Making concrete change


As a key input into concrete, the most widely used construction material in the world, cement is a major contributor to climate change. The chemical and thermal combustion processes involved in the production of cement are a large source of carbon dioxide (CO2) emissions. Each year, more than 4 billion tonnes of cement are produced, accounting for around 8 per cent of global CO2 emissions. To bring the cement sector in line with the Paris Agreement on climate change, its annual emissions will need to fall by at least 16 per cent by 2030.1 Steeper reductions will be required if assumptions about the contribution from carbon capture and storage (CCS) technologies prove to be optimistic. Meanwhile, investors are increasingly expecting companies to report clear information on their exposure to climate risk. The trends all point to regulatory, financial and societal pressures on the horizon, especially for cement companies without a detailed plan for a Paris-compliant pathway.
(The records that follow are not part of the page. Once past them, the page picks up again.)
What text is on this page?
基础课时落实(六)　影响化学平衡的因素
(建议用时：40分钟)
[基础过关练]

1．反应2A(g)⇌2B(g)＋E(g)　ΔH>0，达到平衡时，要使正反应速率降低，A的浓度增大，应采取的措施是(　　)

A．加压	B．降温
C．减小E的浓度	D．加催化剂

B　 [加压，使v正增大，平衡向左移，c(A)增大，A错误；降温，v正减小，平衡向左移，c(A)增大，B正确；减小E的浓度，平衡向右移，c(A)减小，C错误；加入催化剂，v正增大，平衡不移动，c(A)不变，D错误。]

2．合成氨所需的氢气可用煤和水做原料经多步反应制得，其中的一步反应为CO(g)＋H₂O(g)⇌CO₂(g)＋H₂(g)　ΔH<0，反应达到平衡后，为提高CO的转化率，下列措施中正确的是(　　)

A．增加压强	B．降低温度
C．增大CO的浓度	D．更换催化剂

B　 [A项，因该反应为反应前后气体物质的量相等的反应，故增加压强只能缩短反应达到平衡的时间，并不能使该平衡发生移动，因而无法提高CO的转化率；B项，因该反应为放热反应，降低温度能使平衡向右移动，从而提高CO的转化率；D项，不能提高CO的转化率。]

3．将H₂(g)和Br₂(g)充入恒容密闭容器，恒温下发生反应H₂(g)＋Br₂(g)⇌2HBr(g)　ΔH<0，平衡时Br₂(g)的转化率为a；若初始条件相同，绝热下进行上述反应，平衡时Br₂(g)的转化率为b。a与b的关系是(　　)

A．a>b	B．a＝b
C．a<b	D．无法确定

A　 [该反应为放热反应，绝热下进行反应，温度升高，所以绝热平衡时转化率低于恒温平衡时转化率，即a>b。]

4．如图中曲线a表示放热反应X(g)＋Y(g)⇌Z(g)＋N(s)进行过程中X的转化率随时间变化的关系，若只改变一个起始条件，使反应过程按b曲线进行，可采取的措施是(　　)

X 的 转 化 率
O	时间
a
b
Yet at the same time, cement is expected to play a vital role in the expansion of the built environment, especially in emerging economies. On a ‘business as usual’ trajectory, global cement production is set to increase to over 5 billion tonnes a year over the next 30 years.2 Rapid urbanization and economic development in regions such as Southeast Asia and sub-Saharan Africa will increase demand for new buildings, and thus for concrete and cement. With as many as 3 billion people potentially living in slums by 2050, new rapidly deployable housing solutions are urgently needed.